Karen and Jim remain dear dear friends to this day.  they collaborate on many business adventures and karen did end up telling the world about her dear friend.  she even shared this story, making herself vulnerable to the criticism, but knowing that if she could swallow her pride and hear the true message, hopefully others would too. 

I tell this story because it is one of my favorites.  And it is one of my favorites for so many reasons.

i also tell this story because one of my own life-lessons from my therapist as of late has been the following:

If you don't tell people your expectations, you are not being fair to them in your own disappointments.

In other words, i cannot expect people to value my time if i allow them to not value my time, or tell them how important it is to me. 

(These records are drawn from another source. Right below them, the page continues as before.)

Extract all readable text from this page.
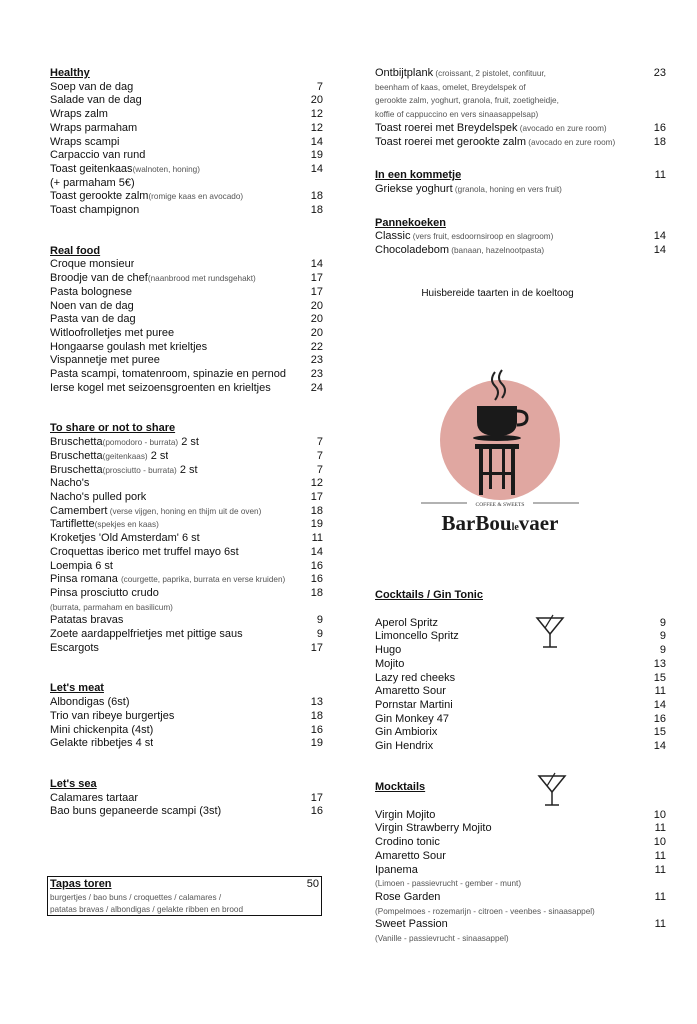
Healthy
Soep van de dag	7
Salade van de dag	20
Wraps zalm	12
Wraps parmaham	12
Wraps scampi	14
Carpaccio van rund	19
Toast geitenkaas(walnoten, honing)	14
(+ parmaham 5€)
Toast gerookte zalm(romige kaas en avocado)	18
Toast champignon	18
Real food
Croque monsieur	14
Broodje van de chef(naanbrood met rundsgehakt)	17
Pasta bolognese	17
Noen van de dag	20
Pasta van de dag	20
Witloofrolletjes met puree	20
Hongaarse goulash met krieltjes	22
Vispannetje met puree	23
Pasta scampi, tomatenroom, spinazie en pernod 23
Ierse kogel met seizoensgroenten en krieltjes	24
To share or not to share
Bruschetta(pomodoro - burrata) 2 st	7
Bruschetta(geitenkaas) 2 st	7
Bruschetta(prosciutto - burrata) 2 st	7
Nacho's	12
Nacho's pulled pork	17
Camembert (verse vijgen, honing en thijm uit de oven)	18
Tartiflette(spekjes en kaas)	19
Kroketjes 'Old Amsterdam' 6 st	11
Croquettas iberico met truffel mayo 6st	14
Loempia 6 st	16
Pinsa romana (courgette, paprika, burrata en verse kruiden) 16
Pinsa prosciutto crudo	18
(burrata, parmaham en basilicum)
Patatas bravas	9
Zoete aardappelfrietjes met pittige saus	9
Escargots	17
Let's meat
Albondigas (6st)	13
Trio van ribeye burgertjes	18
Mini chickenpita (4st)	16
Gelakte ribbetjes 4 st	19
Let's sea
Calamares tartaar	17
Bao buns gepaneerde scampi (3st)	16
Tapas toren	50
burgertjes / bao buns / croquettes / calamares /
patatas bravas / albondigas / gelakte ribben en brood
Ontbijtplank (croissant, 2 pistolet, confituur,	23
beenham of kaas, omelet, Breydelspek of
gerookte zalm, yoghurt, granola, fruit, zoetigheidje,
koffie of cappuccino en vers sinaasappelsap)
Toast roerei met Breydelspek (avocado en zure room)	16
Toast roerei met gerookte zalm (avocado en zure room)	18
In een kommetje	11
Griekse yoghurt (granola, honing en vers fruit)
Pannekoeken
Classic (vers fruit, esdoornsiroop en slagroom)	14
Chocoladebom (banaan, hazelnootpasta)	14
Huisbereide taarten in de koeltoog
COFFEE & SWEETS
BarBoulevaer
Cocktails / Gin Tonic
Aperol Spritz	9
Limoncello Spritz	9
Hugo	9
Mojito	13
Lazy red cheeks	15
Amaretto Sour	11
Pornstar Martini	14
Gin Monkey 47	16
Gin Ambiorix	15
Gin Hendrix	14
Mocktails
Virgin Mojito	10
Virgin Strawberry Mojito	11
Crodino tonic	10
Amaretto Sour	11
Ipanema	11
(Limoen - passievrucht - gember - munt)
Rose Garden	11
(Pompelmoes - rozemarijn - citroen - veenbes - sinaasappel)
Sweet Passion	11
(Vanille - passievrucht - sinaasappel)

i cannot expect my family members to know my needs & desires, if i do not share them. 

i cannot expect boundaries to be respected....
if i have not clearly explained or put in place, what those boundaries are. 

Bam! 

i am learning a lot i tell ya! 

and a lot of my learning is how i (emphasis I) need to better my communication. to not be afraid to speak up.  to tell others when i am hurt.  and to expect "i'm sorry's"  "thank you" and "forgive me"  just as much as they expect it from me. 

i am gaining not only awareness of my own imperfections, but gratitude towards my tough lessons. my hearts hurting moments. i am appreciating the broken heartedness that others have, shall i say, 'caused' me.  those broken heart moments and seasons didn't only teach me then, they are teaching me now...and i am taking it all with me.

i am also trying to gain courage.  the courage to, like said above, speak up, put my foot down and even write my stories.  because if they are teaching me....then maybe the hard truths will teach others?

i can only hope.

Jim hoped.   and it didn't only enhance his friendship with Karen.  his courage taught probably a world of individuals about valuing others time management.

i am one of them.

i will leave you with a quote a good friend sent to me yesterday that i am loving.  i am not loving it for its fear factor, but its truth factor.  i am not here to write about the wrongs others have bestowed upon me, but to write about the learnings i have taken from their hurts, their actions and our encounters together.

i am here to write.  i have known it since i was little.  i know it now.  and i will forever know it.
now i just need to do it.

"You own everything that happened to you. 
Tell your stories. 
If people wanted you to write warmly about them, they should have behaved better."